Covid case triggers disruption of CalMac Arran route with arrival of emergency ferry

CALMAC has brought in an emergency vessel after two days of service cancellation on one of Scotland’s busiest ferry crossings.

The MV Loch Linnhe, one of the oldest in the aging fleet operated by CalMac, was put into service after a series of cancellations on the Ardrossan route to Arran caused by a member of staff testing positive for Covid on board the MV Caledonian Isles.

CalMac made new crossings using the MV Catriona – which normally operates on Claonaig-Lochranza on Sunday after the MV Caledonian Isles was out of service after the outbreak.

The MV Caledonian Isles is thoroughly cleaned and close contacts are identified.

MV Loch Linnhe will now operate a shuttle service between Claonaig on the mainland and Lochranza on Arran to assist passengers affected by the disruption.

READ MORE: Emergency ferry to maintain Scottish lifeline services costs taxpayers £ 11,760 per day

The MV Isle of Arran still operates on the two-ship crossing, but departures have been cut.

CalMac is working on the deployment of Loch Linnhe to operate a shuttle service to assist passengers who have been affected by the disruption.

CalMac has stated that the 7 a.m., 9.45 a.m., 12:30 p.m. departures from Ardrossan and the 8:20 a.m., 11:05 a.m. and 1:55 p.m. services from Brodick are canceled.

There have been other sailings cancellations involving the MV Caledonian Isles at 3:20 pm from Ardrossan and 4:40 pm from Brodick.

CalMac said the MV Caledonian Isles is scheduled to return to service tonight to allow for drying time after deep cleaning and crew boarding. It should start at 6 p.m. from Ardrossan and at 7.20 p.m. from Brodick.

A CalMac spokesperson said: “A crew member has tested positive for Covid, and the MV Caledonian Isles sailings have been canceled for the time being as a result.

“Close contacts are identified and the ship is thoroughly cleaned.

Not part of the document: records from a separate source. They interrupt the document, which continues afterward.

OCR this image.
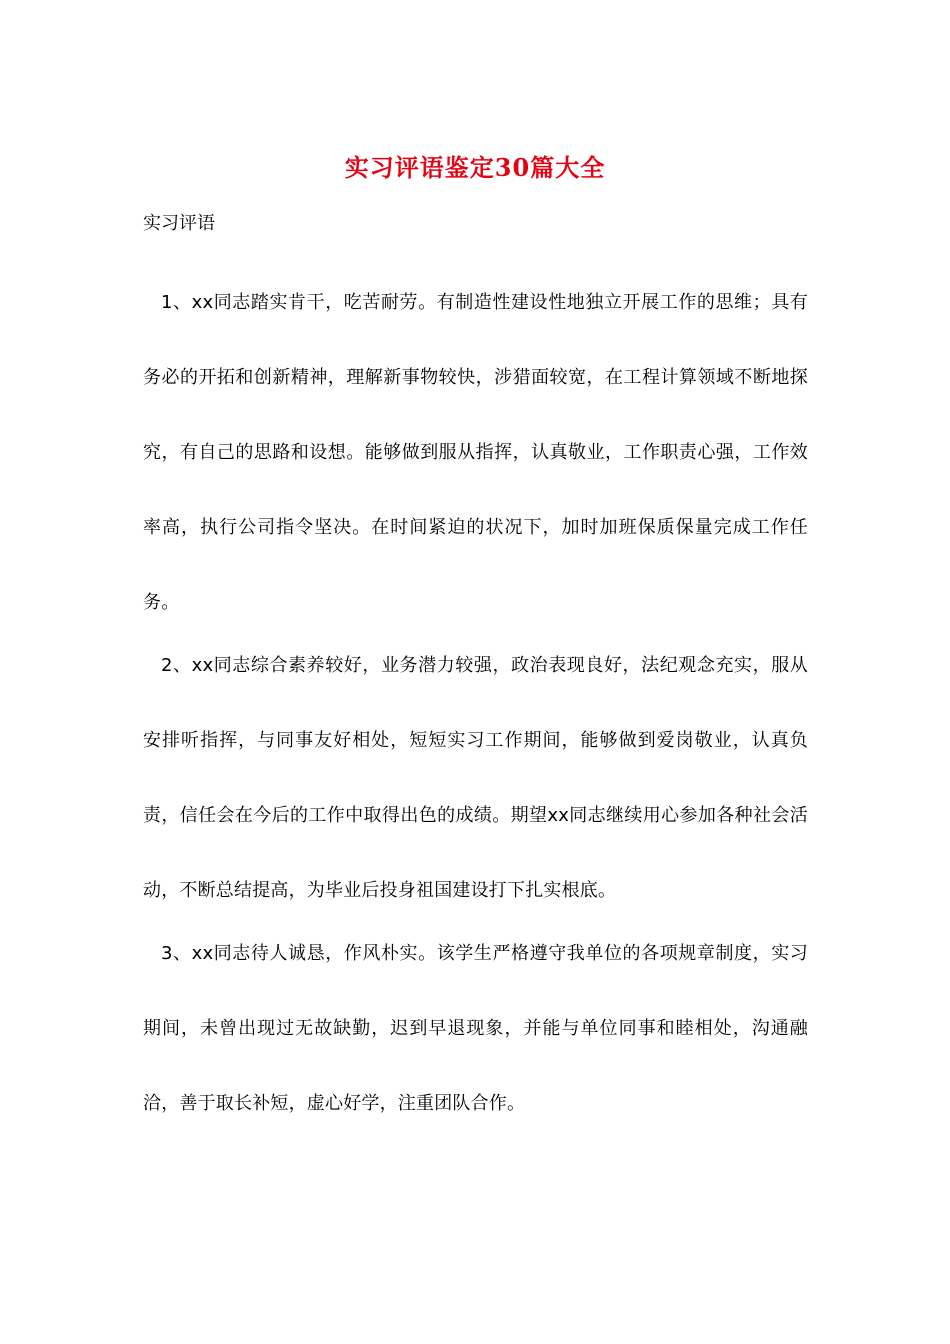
实习评语鉴定30篇大全
实习评语

1、xx同志踏实肯干，吃苦耐劳。有制造性建设性地独立开展工作的思维；具有务必的开拓和创新精神，理解新事物较快，涉猎面较宽，在工程计算领域不断地探究，有自己的思路和设想。能够做到服从指挥，认真敬业，工作职责心强，工作效率高，执行公司指令坚决。在时间紧迫的状况下，加时加班保质保量完成工作任务。

2、xx同志综合素养较好，业务潜力较强，政治表现良好，法纪观念充实，服从安排听指挥，与同事友好相处，短短实习工作期间，能够做到爱岗敬业，认真负责，信任会在今后的工作中取得出色的成绩。期望xx同志继续用心参加各种社会活动，不断总结提高，为毕业后投身祖国建设打下扎实根底。

3、xx同志待人诚恳，作风朴实。该学生严格遵守我单位的各项规章制度，实习期间，未曾出现过无故缺勤，迟到早退现象，并能与单位同事和睦相处，沟通融洽，善于取长补短，虚心好学，注重团队合作。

The MV Isle of Arran is still functioning.”

It comes as transport chiefs continue their search to charter reinforcements for the besieged Scottish fleet after a summer of disruption and blackouts.

CalMac is currently paying a bill of £ 11,760 per day to charter an Isle of Man Steam Packet Company Limited emergency ferry, owned by the Isle of Man government, to help maintain essential passenger services and freight.

The MV Arrow was put into service to help relieve the pressure on freight services between the Stornoway crossing from CalMac to Ullapool, but broke down on July 24 after running for only a week. Marine debris got tangled with a propeller and all sailing was abandoned until the end of the month.

Delivery of the new MV Glen Sannox and Hull 802 island ferries, which were due to go live in the first half of 2018, are more than four years behind schedule, with costs doubling to over £ 200million. Glen Sannox was to support the road to Arran.